The next morning, I asked the Father for a training unity. I didn’t like my yesterday’s uncertainty before I had left the church. It had paralyzed me too much and I couldn’t do with that on my first hunt, which wasn’t a long way off. Father Michael had to help me luring out again the spirit of adventure and belligerence, which was sleeping inside of me. I practiced with bow and arrow to check whether I was still accurate. To my surprise, I hadn’t forgotten anything. Then the Father gave me my sword. At first, I wasn’t sure whether I would be able to hold it. After all, it was quite heavy. But when I closed my fingers around the handle, it felt like embracing an old friend I hadn’t seen for a long time. Memories of shared adventures came to my mind and I smiled. It was a good feeling. Father Michael competed against me. It felt good to overexert myself, but I felt him holding back. Apparently, he wanted to save me after I hadn’t trained for such a long time. I held back, too, though I really wanted to let off steam. But this was neither the right place nor the right time to do so. I didn’t want Father Michael to know how much the meeting with the reporter had hurt me.
A few days later, I felt the same old desire to go on patrol. The Father took me to the door. He was very tense and looked me up and down, worried. “Please be careful, Ada,” he urged me for the hundredth time, making my ears ringing.
I rolled my eyes and sighed. “Yes, don’t worry, Michael. I’ll take care,” I said. I couldn’t understand why he was so worried. He had seen me practicing. I was good. On that score, nothing had changed.
“Please, be careful and avoid close combat. Only from the distance. Just like we discussed it, okay?”
I pulled a face, disappointed. Only from the distance? How boring. “I try to stick to it,” I said.
“Ada, please!” His voice sounded slightly hysterical.
“I’ll take care, Michael. Don’t worry,” I replied, giving him a kiss for appeasement.

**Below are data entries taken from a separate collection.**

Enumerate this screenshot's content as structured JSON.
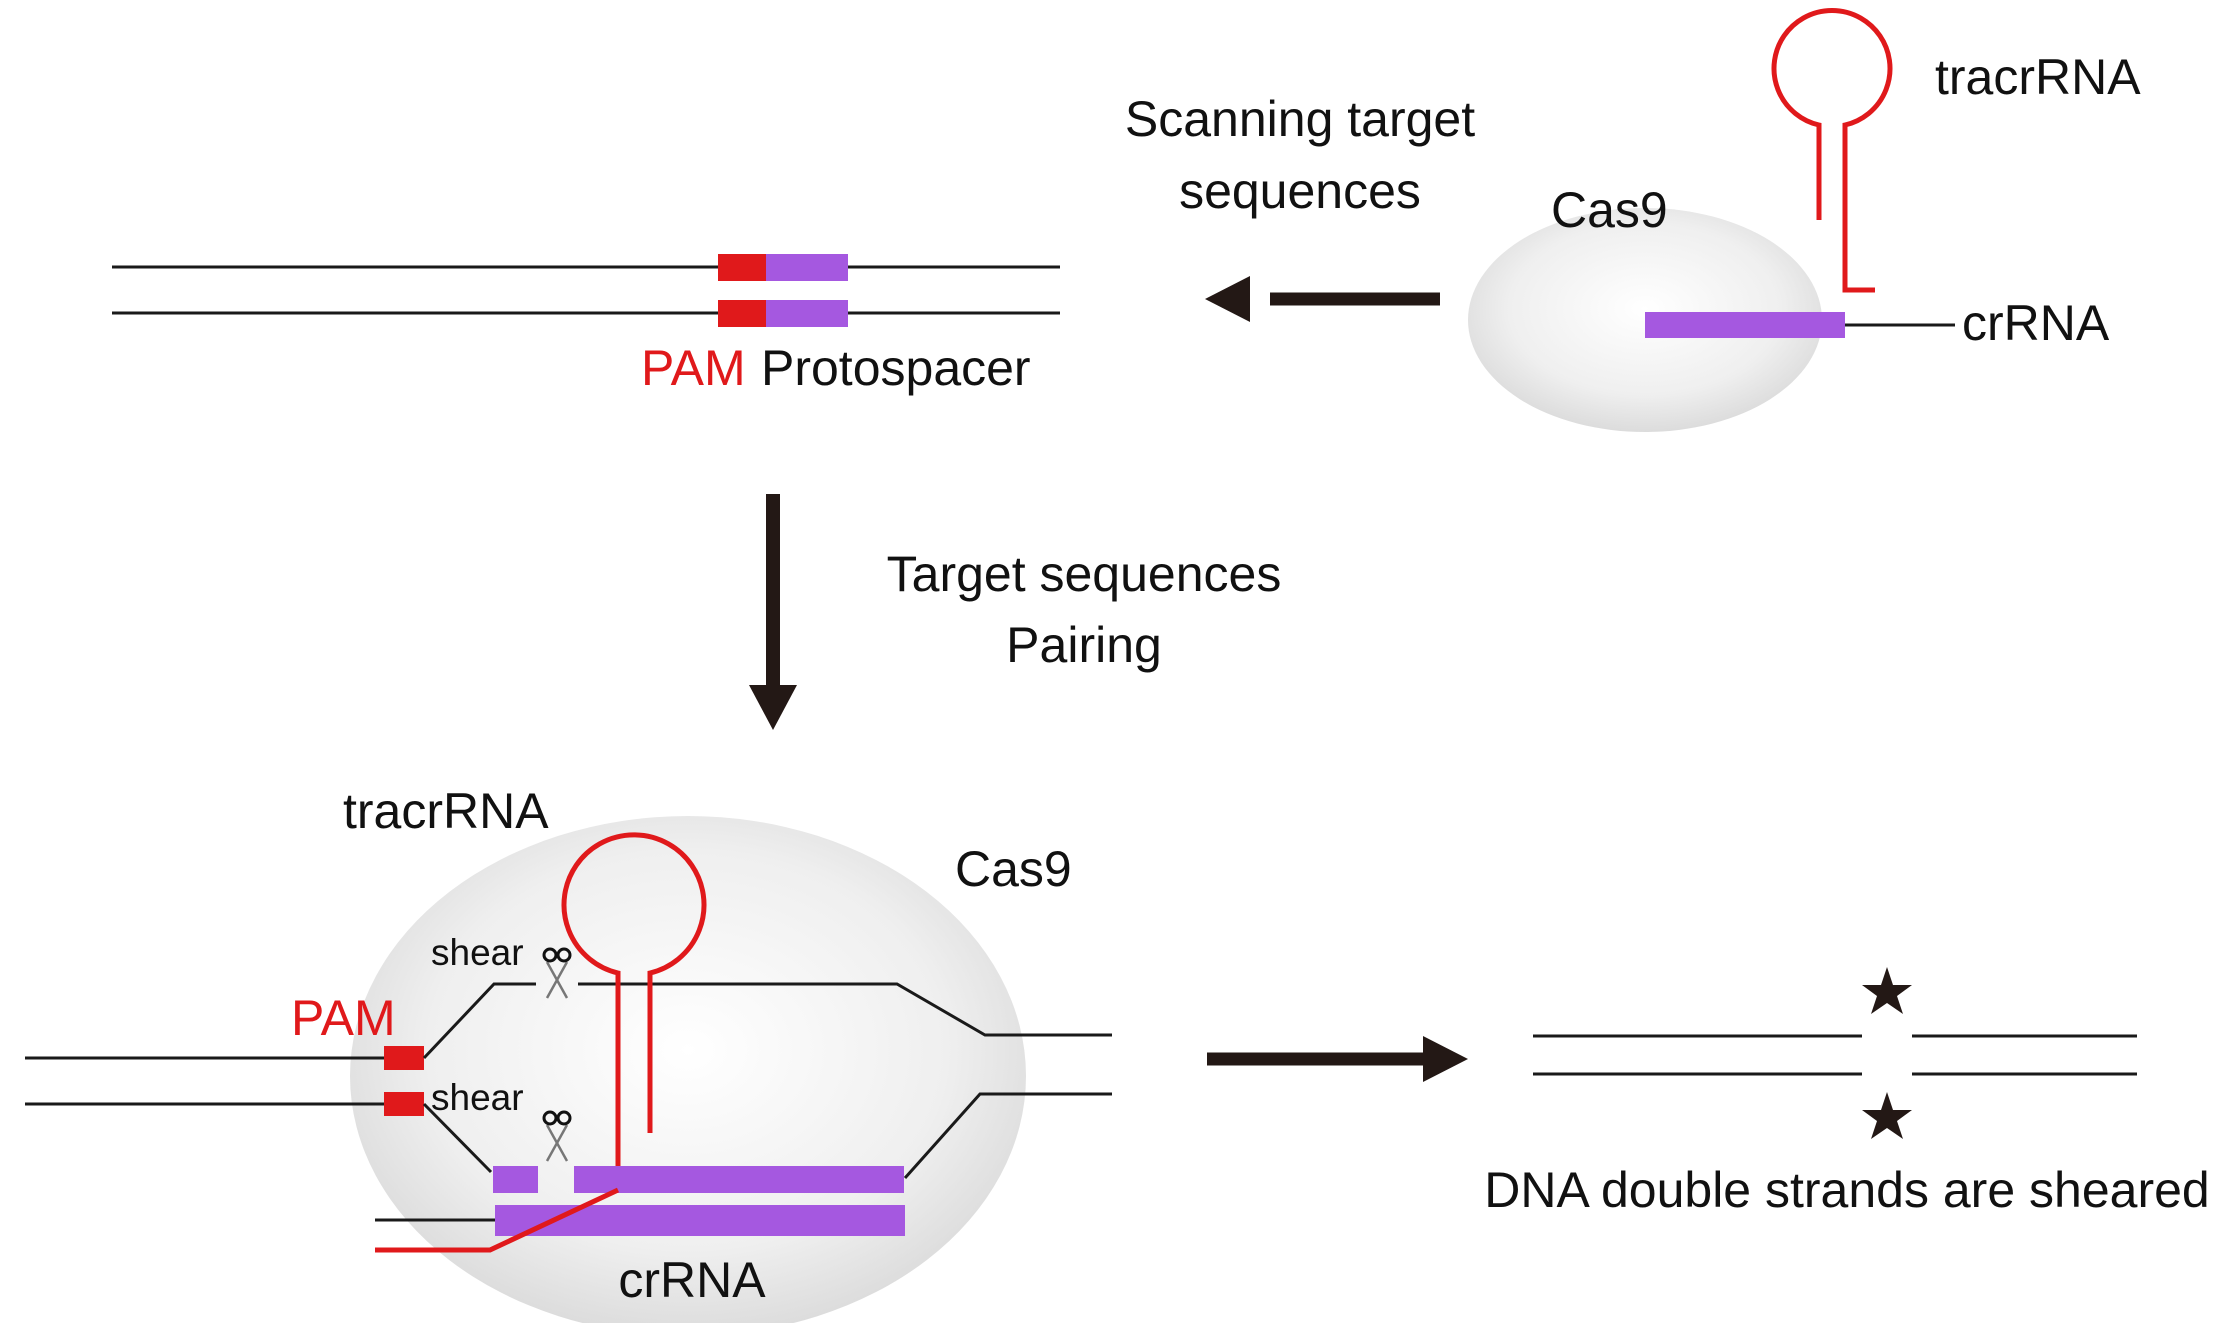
{
  "colors": {
    "dna": "#1a1a1a",
    "pam": "#e0191b",
    "protospacer": "#a558e0",
    "tracr": "#e0191b",
    "arrow": "#231815"
  },
  "icons": [
    "scissors-icon",
    "star-icon"
  ],
  "top_right": {
    "tracrRNA": "tracrRNA",
    "cas9": "Cas9",
    "crRNA": "crRNA"
  },
  "scan_label": {
    "line1": "Scanning target",
    "line2": "sequences"
  },
  "top_left": {
    "pam": "PAM",
    "protospacer": "Protospacer"
  },
  "pairing_label": {
    "line1": "Target sequences",
    "line2": "Pairing"
  },
  "bottom_left": {
    "tracrRNA": "tracrRNA",
    "cas9": "Cas9",
    "pam": "PAM",
    "shear_top": "shear",
    "shear_bottom": "shear",
    "crRNA": "crRNA"
  },
  "result_label": "DNA double strands are sheared"
}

Quickly, I turned around. I closed the collar of my coat tighter and felt the armory I wore one last time. Determined, I opened the door and looked out into the darkness. A cool wind met me, sending shivers down my spine. “It’s a good night to kill monsters,” I said, quietly. I looked back at Father Michael one last time and knew that he had heard my whispered words as he was eyeing me skeptically and full of worries. He didn’t seem to trust my judgement.
“So what?” I thought. Here we go! I was back again. That was the only thing that mattered. I winked at Father Michael, grinning. Then I jumped into the dark world.